The foundation stone for the new building was laid by the bailie, John Niven, in 1860. It was designed by James Ingram of Kilmarnock in the Italianate style, built by Walter McLachlan in ashlar stone at a cost of £4,000 and officially opened in May 1862. The design involved a symmetrical main frontage with seven bays facing onto the High Street; the central bay featured portico with two pairs Doric order columns supporting an entablature; on the first floor there was a balcony and a doorway with a fanlight flanked by two more pairs of Doric order columns supporting a cornice and a balustrade. At roof level there was a four-stage clock tower which was 120 feet high. The fourth stage, which consisted of an octagonal roof lantern, supported a weather vane in the form of a sloop which had been recovered from the old tolbooth. Internally, the principal rooms were the council chamber, the courtroom and the library. The foyer featured a tiled floor inlaid with the town's motto Tandem Bona Causa Triumphat (English: Good reason will eventually triumph).

A war memorial in the form of a mercat cross on an octagonal base was installed in front of the town hall in 1920.

Queen Elizabeth II, accompanied by the Duke of Edinburgh, visited the townhouse during a tour of North Ayrshire in July 1956. The building continued to serve as the headquarters of Irvine Burgh Council for much of the 20th century but ceased to be the local seat of government when the enlarged and newly formed Cunninghame District Council moved into Cunninghame House in 1976.

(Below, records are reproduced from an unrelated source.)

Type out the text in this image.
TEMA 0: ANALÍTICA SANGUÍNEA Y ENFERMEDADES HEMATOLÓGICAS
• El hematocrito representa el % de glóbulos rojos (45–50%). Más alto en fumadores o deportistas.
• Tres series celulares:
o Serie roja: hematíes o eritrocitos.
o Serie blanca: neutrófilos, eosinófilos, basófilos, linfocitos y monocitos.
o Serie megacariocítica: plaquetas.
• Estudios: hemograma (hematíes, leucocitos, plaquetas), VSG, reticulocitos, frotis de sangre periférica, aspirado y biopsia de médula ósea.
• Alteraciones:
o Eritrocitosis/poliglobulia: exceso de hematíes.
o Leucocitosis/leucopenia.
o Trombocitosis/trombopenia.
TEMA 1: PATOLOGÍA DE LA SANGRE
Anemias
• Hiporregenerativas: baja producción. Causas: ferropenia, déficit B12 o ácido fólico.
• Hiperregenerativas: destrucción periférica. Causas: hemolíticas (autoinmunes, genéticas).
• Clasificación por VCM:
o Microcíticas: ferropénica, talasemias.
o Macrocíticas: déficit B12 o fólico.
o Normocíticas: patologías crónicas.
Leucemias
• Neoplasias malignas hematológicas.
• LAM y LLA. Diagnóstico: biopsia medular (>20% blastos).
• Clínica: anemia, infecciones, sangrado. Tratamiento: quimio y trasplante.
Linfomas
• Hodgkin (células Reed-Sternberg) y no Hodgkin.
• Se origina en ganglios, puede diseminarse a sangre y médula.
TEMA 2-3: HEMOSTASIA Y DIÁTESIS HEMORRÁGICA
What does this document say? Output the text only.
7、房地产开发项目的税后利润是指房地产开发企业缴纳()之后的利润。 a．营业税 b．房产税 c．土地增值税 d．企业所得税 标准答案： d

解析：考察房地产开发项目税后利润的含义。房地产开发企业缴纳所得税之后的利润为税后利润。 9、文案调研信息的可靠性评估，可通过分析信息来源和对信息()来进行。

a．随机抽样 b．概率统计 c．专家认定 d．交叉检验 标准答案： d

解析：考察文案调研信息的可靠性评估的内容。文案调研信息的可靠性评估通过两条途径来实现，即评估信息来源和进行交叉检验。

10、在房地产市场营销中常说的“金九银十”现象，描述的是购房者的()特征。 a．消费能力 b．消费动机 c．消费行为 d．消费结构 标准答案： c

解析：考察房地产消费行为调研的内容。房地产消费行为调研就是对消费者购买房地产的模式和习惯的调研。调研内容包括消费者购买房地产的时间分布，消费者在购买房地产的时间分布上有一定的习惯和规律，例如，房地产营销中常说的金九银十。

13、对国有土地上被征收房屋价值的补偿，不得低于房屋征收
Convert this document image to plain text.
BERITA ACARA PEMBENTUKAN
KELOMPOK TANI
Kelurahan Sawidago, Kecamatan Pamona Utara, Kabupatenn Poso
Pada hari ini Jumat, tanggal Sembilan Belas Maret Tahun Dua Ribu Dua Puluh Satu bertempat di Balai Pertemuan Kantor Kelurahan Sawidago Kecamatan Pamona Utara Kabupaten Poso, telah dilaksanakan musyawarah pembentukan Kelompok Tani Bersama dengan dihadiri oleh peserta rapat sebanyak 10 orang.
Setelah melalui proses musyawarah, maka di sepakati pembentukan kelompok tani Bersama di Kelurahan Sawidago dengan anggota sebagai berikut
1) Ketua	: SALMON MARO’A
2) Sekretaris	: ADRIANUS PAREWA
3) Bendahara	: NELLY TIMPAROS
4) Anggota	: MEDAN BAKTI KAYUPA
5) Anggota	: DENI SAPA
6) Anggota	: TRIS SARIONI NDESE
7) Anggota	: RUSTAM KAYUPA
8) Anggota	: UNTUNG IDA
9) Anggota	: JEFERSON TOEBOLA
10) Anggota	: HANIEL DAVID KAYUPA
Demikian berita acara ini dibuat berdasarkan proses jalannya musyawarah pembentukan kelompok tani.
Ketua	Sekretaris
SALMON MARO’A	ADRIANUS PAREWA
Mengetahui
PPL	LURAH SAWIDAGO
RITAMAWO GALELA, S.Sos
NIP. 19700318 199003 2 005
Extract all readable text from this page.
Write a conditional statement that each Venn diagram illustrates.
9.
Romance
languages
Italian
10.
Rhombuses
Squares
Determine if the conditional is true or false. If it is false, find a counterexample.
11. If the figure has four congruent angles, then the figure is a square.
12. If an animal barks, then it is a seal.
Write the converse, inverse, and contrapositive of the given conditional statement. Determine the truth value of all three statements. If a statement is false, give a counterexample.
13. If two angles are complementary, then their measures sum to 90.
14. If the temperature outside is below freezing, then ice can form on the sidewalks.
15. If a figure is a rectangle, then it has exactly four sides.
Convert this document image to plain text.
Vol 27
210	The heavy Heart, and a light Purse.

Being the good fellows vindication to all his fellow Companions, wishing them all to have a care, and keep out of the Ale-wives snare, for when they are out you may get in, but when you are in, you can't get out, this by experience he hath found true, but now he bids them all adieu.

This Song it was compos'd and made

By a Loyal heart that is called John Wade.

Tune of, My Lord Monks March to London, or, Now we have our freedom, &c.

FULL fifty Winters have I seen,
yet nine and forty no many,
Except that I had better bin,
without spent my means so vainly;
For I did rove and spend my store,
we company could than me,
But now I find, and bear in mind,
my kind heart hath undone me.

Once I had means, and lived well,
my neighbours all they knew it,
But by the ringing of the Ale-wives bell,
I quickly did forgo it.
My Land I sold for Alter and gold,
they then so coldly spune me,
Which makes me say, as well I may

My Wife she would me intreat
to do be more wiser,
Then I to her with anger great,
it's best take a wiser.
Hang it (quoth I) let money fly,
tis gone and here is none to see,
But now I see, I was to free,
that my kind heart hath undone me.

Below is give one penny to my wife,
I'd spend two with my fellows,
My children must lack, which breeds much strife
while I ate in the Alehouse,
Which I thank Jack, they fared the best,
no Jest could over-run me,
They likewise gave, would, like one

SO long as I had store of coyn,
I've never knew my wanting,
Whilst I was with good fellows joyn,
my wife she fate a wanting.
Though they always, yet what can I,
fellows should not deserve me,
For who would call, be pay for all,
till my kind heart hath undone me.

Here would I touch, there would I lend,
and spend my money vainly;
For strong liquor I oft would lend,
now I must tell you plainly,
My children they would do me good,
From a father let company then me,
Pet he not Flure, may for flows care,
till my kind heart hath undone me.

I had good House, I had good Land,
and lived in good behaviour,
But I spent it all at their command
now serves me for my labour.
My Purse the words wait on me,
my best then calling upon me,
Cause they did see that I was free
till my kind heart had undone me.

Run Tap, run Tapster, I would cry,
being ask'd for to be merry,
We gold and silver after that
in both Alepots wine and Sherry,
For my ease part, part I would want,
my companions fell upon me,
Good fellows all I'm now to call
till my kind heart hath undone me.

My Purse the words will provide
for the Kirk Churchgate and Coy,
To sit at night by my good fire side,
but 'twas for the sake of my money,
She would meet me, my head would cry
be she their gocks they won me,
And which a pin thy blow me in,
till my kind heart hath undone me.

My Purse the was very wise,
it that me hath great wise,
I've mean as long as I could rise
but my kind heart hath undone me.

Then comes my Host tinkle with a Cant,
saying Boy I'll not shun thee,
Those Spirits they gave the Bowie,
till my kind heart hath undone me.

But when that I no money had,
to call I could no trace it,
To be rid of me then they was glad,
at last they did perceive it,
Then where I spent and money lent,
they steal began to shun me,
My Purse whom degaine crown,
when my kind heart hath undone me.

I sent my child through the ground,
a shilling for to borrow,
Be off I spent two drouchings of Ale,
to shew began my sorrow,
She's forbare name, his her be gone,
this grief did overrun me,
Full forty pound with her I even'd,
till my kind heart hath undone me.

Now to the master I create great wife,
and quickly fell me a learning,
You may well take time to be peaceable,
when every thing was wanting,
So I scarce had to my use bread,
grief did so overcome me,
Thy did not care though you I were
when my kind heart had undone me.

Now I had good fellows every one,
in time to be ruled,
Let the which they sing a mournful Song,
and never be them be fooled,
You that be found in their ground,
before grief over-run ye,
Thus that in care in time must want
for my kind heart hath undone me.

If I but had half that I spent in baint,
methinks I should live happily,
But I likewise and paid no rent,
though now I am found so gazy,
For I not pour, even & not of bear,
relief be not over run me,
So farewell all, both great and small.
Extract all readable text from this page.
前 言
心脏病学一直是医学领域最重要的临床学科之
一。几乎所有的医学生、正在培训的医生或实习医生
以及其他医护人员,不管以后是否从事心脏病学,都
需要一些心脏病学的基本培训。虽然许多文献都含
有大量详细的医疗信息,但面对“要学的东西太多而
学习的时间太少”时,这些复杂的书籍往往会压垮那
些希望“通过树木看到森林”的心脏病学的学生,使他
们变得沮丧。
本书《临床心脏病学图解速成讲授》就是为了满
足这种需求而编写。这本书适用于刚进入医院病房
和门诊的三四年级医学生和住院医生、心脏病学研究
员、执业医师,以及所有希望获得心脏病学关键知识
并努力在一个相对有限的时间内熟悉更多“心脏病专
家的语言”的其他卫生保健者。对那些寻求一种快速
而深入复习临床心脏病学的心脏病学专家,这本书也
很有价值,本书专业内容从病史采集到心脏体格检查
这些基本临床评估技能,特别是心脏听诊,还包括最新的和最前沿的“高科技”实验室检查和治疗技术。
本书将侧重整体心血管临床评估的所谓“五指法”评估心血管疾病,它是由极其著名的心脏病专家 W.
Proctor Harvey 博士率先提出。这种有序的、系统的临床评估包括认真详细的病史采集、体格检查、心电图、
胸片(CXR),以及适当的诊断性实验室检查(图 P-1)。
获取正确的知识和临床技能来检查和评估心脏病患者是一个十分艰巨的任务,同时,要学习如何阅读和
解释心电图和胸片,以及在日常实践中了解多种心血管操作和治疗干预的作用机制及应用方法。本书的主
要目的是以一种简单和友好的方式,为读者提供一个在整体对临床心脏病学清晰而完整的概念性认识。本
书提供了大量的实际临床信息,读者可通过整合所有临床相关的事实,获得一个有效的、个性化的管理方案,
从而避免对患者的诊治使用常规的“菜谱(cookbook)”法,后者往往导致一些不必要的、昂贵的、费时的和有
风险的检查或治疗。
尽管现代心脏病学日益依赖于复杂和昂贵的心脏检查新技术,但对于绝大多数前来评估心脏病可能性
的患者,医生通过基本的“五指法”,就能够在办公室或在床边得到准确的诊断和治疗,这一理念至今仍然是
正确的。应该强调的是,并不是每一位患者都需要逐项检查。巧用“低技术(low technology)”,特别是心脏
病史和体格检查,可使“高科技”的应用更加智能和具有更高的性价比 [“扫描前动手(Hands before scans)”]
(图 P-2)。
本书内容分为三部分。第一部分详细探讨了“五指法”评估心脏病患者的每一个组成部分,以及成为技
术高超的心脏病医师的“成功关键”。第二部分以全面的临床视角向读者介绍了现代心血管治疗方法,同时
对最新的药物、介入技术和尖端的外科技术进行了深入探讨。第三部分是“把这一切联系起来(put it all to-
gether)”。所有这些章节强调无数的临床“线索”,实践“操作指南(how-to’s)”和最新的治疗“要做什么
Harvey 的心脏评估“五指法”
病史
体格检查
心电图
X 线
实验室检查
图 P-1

The townhouse was subsequently remodelled and integrated into a new community, cultural and leisure centre known as "The Portal", which was designed by LA Architects, built at a cost of £20 million and officially opened in February 2017. The works included the full restoration of the townhouse to enable it to be used by the public as a centre for the study of family history and genealogy. It also involved the conversion of the courtroom into a reception room suitable for hosting weddings and civil partnership ceremonies. The frieze in the former courtroom, bearing the inscription Lyra Triplex cui Diedama Triplex (English: Triple praise for the one with a triple crown), was also restored. The triple crown recalls an inscription in the old tollbooth which commemorated the Union of the Crowns of 1603.